The EEOC’s backlog hasn’t always been this high. In fact, the average annual number of unresolved cases was roughly 90 percent higher under the Obama administration than the Bush administration. 90 percent. And that’s not all. The Obama EEOC pursued 50 percent fewer cases on behalf of individual workers.

With this type of track record, one may wonder what exactly the EEOC has been doing all these years. Part of the answer lies in the agency’s misguided focus on fishing expeditions. Instead of using its resources to address actual claims of alleged wrongdoing, the EEOC has been on a nationwide search for “systemic” cases of discrimination that may or may not exist.

The result? A long list of frivolous lawsuits and the needs of many individual workers unmet. One U.S. District Court judge described the agency’s backwards strategy as “sue first, ask questions later.” And unanimous rebukes by the Supreme Court led the Wall Street Journal editorial board to name the EEOC the “government’s most abusive agency.”

However, the EEOC has been busy in more ways than fishing expeditions. The agency has also spent its time and resources concocting overreaching and convoluted regulatory schemes. Most recently, we’ve seen expansive changes to the employer information report, the EEO-1.

Under federal law, employers have long been required to file employment data categorized by race, gender, ethnicity, and job category. This year, employers will fill out a form with 128 data points. But beginning next year, employers — including many small employers — will face a form with a whopping 3,360 data cells. That’s 26 times the amount of information employers currently provide to the federal government. Can you imagine making sense of this massive, confusing reporting regime as a small business owner?

This new mandate is estimated to cost American job creators $1.3 billion and more than 8 million hours of paperwork each year — resources that could go toward raising wages and hiring new workers.
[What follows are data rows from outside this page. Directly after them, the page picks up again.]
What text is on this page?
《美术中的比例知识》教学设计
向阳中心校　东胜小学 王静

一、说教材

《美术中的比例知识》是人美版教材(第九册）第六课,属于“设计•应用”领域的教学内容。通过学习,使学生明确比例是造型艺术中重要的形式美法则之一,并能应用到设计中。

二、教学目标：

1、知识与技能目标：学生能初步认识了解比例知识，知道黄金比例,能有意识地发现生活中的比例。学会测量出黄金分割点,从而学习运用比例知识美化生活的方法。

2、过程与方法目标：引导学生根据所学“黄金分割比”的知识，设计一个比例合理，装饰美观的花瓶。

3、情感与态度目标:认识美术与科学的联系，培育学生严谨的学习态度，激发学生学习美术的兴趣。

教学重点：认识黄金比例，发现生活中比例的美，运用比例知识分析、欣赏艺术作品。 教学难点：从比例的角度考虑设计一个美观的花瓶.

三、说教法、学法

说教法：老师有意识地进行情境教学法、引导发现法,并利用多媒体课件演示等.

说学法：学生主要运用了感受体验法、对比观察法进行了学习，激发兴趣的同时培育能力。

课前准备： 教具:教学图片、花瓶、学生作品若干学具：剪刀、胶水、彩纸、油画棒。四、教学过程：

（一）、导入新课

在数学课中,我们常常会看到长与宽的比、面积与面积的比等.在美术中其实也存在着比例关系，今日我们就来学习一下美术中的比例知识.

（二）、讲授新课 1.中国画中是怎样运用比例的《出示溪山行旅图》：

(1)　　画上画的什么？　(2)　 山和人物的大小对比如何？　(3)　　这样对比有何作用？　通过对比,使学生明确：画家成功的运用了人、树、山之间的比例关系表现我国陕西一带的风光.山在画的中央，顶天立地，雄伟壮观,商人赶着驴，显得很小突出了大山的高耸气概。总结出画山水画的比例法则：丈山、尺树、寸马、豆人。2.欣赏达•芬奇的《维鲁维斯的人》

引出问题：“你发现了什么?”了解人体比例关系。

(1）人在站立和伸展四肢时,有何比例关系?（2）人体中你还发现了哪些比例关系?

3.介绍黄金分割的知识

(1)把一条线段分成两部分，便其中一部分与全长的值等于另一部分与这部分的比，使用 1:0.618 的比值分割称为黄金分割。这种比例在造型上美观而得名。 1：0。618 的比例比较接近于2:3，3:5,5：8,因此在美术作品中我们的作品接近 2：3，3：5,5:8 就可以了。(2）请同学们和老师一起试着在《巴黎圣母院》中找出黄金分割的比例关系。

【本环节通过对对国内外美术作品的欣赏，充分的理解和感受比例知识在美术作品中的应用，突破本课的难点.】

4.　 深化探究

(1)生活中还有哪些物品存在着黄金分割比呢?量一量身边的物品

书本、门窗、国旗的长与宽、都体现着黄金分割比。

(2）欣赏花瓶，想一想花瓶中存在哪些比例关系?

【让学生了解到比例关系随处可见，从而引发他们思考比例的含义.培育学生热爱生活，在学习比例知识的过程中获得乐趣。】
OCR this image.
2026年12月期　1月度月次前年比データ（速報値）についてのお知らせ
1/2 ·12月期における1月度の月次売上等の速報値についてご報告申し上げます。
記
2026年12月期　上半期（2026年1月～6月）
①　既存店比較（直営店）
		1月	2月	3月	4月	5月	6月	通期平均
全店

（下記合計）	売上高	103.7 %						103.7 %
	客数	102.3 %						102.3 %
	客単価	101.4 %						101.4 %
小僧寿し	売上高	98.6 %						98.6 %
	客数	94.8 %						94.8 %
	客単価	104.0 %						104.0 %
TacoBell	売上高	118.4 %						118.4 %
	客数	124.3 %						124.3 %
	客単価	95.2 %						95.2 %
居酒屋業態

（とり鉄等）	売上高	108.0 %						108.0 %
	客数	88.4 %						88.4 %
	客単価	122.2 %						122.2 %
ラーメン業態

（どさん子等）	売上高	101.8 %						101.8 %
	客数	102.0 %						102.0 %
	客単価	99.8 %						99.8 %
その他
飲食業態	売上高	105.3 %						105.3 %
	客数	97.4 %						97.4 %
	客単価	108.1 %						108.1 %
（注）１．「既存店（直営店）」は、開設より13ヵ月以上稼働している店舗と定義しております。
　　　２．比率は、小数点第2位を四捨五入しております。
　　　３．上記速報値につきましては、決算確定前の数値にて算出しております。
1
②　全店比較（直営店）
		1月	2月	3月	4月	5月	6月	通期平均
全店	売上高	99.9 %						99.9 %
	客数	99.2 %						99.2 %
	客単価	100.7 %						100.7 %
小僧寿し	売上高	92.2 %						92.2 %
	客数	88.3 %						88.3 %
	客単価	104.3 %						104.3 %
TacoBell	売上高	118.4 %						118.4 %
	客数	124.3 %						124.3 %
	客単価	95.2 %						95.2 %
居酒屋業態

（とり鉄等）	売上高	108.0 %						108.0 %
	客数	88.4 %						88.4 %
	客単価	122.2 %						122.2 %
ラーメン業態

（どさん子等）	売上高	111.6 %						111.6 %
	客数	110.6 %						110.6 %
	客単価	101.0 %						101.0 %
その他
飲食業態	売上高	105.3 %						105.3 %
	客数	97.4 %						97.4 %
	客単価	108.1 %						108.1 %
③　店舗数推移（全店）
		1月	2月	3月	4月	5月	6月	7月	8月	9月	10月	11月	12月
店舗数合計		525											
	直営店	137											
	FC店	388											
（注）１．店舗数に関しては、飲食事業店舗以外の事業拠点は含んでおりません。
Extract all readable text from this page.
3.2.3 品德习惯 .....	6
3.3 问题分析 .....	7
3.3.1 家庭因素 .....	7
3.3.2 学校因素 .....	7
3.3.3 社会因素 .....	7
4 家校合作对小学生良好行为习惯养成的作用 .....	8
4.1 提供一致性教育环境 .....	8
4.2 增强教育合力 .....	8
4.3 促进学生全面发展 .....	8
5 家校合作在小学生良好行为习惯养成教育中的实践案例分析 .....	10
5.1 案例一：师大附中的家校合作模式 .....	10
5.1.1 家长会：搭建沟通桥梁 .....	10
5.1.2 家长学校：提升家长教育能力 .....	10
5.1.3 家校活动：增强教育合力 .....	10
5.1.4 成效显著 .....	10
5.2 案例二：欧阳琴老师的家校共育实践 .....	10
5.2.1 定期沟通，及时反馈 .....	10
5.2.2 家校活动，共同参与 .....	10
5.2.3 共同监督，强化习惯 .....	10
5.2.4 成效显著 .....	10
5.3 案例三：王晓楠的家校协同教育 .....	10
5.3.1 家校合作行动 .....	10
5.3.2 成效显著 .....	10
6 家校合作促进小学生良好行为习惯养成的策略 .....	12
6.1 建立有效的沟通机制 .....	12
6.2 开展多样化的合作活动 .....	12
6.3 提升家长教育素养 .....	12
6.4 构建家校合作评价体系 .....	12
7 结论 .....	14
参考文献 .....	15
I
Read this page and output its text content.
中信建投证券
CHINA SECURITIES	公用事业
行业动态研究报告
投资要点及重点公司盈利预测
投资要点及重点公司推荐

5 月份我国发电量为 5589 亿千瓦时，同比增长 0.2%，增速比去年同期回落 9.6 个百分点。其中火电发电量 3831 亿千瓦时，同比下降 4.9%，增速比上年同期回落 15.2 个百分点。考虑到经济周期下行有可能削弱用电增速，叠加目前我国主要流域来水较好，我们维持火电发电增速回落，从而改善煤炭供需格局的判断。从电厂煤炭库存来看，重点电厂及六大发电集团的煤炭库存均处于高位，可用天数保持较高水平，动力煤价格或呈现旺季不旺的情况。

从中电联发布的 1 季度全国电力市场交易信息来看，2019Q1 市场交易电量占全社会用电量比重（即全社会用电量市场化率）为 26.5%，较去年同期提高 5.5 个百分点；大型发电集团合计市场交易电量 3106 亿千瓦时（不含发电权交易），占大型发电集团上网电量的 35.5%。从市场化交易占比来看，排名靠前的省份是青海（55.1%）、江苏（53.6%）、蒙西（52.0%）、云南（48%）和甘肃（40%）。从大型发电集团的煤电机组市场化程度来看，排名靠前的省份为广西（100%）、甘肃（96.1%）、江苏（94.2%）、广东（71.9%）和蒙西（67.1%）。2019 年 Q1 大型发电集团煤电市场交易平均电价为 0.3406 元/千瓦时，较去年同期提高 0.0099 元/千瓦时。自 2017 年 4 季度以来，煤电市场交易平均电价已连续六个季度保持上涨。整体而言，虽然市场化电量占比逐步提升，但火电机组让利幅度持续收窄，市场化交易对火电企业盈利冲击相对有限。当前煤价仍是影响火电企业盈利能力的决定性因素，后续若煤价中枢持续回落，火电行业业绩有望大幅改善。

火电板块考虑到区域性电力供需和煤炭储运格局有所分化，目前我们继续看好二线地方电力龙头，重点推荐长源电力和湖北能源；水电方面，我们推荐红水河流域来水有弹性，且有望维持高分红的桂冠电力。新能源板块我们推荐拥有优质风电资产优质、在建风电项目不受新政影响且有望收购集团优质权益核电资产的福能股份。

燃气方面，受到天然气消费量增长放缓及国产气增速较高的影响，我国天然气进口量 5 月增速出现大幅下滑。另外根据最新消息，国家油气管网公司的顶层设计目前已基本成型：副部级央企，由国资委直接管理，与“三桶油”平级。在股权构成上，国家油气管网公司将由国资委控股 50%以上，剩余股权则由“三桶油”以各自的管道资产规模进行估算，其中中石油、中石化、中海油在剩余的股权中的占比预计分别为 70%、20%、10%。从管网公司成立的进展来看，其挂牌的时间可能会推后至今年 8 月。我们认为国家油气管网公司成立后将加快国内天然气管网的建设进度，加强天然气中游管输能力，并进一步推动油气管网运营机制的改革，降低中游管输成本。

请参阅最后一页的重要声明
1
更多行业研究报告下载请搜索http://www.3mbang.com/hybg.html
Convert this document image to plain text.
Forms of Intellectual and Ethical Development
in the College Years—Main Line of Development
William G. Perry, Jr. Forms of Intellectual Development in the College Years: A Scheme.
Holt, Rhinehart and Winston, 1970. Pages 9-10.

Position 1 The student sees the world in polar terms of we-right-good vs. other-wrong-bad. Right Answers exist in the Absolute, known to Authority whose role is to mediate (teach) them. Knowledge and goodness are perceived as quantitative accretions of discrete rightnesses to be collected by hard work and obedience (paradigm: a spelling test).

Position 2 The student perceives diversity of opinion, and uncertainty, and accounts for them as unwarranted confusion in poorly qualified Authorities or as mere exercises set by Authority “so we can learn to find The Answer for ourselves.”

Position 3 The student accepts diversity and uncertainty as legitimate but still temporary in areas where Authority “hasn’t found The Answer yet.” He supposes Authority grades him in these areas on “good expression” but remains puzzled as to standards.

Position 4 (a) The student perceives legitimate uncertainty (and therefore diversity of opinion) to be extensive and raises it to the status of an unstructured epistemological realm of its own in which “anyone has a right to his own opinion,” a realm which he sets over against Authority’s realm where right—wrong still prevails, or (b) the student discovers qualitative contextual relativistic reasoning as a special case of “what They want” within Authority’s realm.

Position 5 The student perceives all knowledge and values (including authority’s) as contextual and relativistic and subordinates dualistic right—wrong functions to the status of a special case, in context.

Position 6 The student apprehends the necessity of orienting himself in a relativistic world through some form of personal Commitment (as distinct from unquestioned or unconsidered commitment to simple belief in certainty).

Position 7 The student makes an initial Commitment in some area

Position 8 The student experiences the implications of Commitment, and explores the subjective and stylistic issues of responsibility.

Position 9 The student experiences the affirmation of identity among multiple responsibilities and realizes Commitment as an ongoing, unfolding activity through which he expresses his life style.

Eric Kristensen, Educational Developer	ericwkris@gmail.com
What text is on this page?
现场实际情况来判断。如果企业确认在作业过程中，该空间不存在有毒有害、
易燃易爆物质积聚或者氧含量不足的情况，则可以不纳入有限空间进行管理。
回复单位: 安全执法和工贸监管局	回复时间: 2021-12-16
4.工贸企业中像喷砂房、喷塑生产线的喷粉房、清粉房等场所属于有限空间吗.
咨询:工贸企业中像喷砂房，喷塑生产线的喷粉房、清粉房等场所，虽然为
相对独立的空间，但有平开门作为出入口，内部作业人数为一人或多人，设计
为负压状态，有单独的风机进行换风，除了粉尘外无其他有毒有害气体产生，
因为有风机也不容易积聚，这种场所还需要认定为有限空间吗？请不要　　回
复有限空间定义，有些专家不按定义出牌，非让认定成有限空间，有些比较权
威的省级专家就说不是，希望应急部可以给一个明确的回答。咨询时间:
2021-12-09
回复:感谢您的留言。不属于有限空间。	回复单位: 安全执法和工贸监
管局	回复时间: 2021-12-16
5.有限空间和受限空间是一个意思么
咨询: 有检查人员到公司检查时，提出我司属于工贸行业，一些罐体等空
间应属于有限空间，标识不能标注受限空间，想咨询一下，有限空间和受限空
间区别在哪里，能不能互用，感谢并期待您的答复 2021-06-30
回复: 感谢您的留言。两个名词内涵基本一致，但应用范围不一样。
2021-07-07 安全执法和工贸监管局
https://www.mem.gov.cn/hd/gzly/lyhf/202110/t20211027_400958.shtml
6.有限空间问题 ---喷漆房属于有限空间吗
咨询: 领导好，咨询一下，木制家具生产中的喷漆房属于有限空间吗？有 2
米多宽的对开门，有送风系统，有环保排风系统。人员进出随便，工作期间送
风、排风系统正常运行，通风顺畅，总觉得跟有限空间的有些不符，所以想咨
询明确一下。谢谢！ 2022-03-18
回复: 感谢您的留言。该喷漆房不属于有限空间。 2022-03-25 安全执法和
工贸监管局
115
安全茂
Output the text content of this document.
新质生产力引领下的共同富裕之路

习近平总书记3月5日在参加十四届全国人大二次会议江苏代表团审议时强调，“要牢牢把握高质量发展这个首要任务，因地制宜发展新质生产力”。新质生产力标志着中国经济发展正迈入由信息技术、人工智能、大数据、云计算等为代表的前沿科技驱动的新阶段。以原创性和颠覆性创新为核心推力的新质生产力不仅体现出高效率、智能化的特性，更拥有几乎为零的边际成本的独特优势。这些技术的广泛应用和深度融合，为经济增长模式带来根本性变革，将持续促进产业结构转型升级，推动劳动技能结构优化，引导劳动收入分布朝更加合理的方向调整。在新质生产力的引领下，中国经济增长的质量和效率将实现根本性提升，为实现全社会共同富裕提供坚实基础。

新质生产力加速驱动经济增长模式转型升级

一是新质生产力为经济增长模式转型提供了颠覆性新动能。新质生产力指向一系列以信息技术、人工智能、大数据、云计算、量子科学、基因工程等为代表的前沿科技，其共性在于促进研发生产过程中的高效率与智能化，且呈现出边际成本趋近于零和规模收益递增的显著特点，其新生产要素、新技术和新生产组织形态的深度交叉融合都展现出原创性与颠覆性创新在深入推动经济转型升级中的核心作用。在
And for what? We don’t even know how the EEOC intends to use all of this new data and whether or not it can help combat pay discrimination in the first place. There are also serious privacy concerns since the agency has failed to demonstrate how it plans to safeguard this enormous amount of new information.

What the EEOC should be focused on is improving enforcement of existing worker protections. And that’s exactly why we are here today: to hold the agency accountable and demand better. With a new Congress and new administration, we have an opportunity to move the EEOC in a new direction, and that’s precisely what America’s workers need.

Today’s discussion is an important step in our efforts to encourage the EEOC to adopt more responsible regulatory and enforcement policies. It is my hope we can have a thoughtful dialogue on how we can ensure the strong worker protections that exist in the law are properly enforced.